Our proffesor gave us the answer of 24. He's been wrong before so I'm not sure. The choices are 6, 12, 24, 0, 48.

The Attempt at a Solution

https://gyazo.com/bb9e4506b7124f7704ab9e0393f6d7f8
I did this in math cad. I've never done double integrals and I need some help. Thanks!

 

[SammyS]

Homework Statement

Consider an electric field E = 2x i - 3y j. The coordinate x and y are measured in meters and the electric field is in N/C. What is the magnitude of the flux of this field through a square whose corners are located at (x,y,z) = (0,2,0), (2,2,0), (2,2,0), (0,2,2)?

Homework Equations

Our proffesor gave us the answer of 24. He's been wrong before so I'm not sure. The choices are 6, 12, 24, 0, 48.

The Attempt at a Solution

https://gyazo.com/bb9e4506b7124f7704ab9e0393f6d7f8
I did this in math cad. I've never done double integrals and I need some help. Thanks!

Here is your Math Cad image:

It looks like your square only has 3 corners. I suppose the missing corner is at (2,2,2).

What is the definition of flux? It should include a scalar product (dot product).

 

[justin15501]

Here is your Math Cad image:
View attachment 103440

It looks like your square only has 3 corners. I suppose the missing corner is at (2,2,2).

What is the definition of flux? It should include a scalar product (dot product).

I edited the original post. Sorry, I miss typed! It is at (2,2,2).
The definition of flux is the integral of electric field doted with area. What am I doing wrong in mathcad?

 

[SammyS]

I edited the original post. Sorry, I miss typed! It is at (2,2,2).
The definition of flux is the integral of electric field doted with area. What am I doing wrong in mathcad?

What is the normal vector to the area ?

 

[justin15501]

What is the normal vector to the area ?

Would the normal vector be flux? I'm not sure.

 

[SammyS]

Would the normal vector be flux? I'm not sure.

No. You need a vector to associate with the area, so that you can take the dot product of that vector and the electric field.

The surface of the square is parallel to the x-z plane. What unit vector is normal to that square?

 

[justin15501]

No. You need a vector to associate with the area, so that you can take the dot product of that vector and the electric field.

The surface of the square is parallel to the x-z plane. What unit vector is normal to that square?

j? I'm not searching for someone to do the problem for me, but I'm pressed for time as we were given this extra credit assignment today, so if you could just solve this and explain the steps you took, I would really appreciate it. The only reason I am asking is because of my time constraint.

 

[justin15501]

I get that the flux goes through the j hat direction, so you take (3*2) = 6 and then multiply it by the area (2*2) and get 24. But my teacher wants us to solve this using a double integral in math cad for bonus points. I've never done double integrals so I just need an example or someone to do it and show me how..

 

[SammyS]

j? I'm not searching for someone to do the problem for me, but I'm pressed for time as we were given this extra credit assignment today,

so if you could just solve this and explain the steps you took, I would really appreciate it. The only reason I am asking is because of my time constraint.

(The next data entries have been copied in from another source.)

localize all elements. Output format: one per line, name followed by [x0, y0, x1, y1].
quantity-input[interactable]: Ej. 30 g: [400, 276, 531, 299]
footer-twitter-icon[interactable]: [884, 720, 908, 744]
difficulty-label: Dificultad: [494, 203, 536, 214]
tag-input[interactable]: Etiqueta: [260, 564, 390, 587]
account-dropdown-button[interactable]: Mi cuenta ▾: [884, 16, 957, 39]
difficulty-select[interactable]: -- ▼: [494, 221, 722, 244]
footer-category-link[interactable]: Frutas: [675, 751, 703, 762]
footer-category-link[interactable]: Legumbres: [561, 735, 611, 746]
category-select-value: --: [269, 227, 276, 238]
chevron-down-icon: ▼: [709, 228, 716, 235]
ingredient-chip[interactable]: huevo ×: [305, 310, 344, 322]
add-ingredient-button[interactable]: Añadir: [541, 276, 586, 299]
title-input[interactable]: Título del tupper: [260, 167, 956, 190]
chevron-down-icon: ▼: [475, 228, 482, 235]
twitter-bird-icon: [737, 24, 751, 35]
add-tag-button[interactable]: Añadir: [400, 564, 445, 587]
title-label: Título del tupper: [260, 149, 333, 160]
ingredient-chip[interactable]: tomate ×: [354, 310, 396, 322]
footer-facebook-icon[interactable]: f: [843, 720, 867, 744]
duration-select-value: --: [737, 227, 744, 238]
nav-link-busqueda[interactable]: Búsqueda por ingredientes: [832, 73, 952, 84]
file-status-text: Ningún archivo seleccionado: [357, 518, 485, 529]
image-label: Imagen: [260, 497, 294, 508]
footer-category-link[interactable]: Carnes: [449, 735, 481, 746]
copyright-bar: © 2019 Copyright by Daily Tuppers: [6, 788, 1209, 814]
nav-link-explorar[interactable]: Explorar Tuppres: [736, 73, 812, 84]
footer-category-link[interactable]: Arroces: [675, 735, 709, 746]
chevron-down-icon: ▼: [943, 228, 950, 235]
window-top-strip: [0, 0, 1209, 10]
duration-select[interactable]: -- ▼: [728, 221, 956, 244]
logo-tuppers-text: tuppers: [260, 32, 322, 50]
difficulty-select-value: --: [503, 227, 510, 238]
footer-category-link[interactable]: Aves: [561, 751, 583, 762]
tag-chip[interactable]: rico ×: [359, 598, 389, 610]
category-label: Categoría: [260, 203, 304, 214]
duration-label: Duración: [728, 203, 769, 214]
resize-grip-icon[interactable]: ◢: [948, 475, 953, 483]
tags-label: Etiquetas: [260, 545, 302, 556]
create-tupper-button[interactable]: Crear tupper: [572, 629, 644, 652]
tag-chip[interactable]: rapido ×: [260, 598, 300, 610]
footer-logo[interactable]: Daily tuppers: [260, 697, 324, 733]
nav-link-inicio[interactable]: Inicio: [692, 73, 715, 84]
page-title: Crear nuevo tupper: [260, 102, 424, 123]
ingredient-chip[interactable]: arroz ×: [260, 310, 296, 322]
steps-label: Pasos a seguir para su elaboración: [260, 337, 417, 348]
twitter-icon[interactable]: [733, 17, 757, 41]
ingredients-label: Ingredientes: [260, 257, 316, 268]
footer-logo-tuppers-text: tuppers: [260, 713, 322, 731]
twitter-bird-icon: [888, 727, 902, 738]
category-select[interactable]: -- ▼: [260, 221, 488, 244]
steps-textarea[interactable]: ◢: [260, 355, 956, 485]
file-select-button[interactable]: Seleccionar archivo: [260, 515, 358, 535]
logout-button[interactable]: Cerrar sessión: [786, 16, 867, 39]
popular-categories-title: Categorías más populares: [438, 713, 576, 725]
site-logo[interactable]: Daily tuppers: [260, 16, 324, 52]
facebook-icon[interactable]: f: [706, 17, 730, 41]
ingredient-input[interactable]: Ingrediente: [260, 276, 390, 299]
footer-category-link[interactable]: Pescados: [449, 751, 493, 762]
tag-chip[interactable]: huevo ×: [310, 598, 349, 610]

That's a self contradictory statement.

It's against PF rules to provide you with a solution. The best we can do is to help you to solve this yourself.

I get that the flux goes through the j hat direction, so you take (3*2) = 6 and then multiply it by the area (2*2) and get 24. But my teacher wants us to solve this using a double integral in math cad for bonus points. I've never done double integrals so I just need an example or someone to do it and show me how..

How do you describe the area over which you integrate? ... in addition to being normal to $\ \hat{j}\$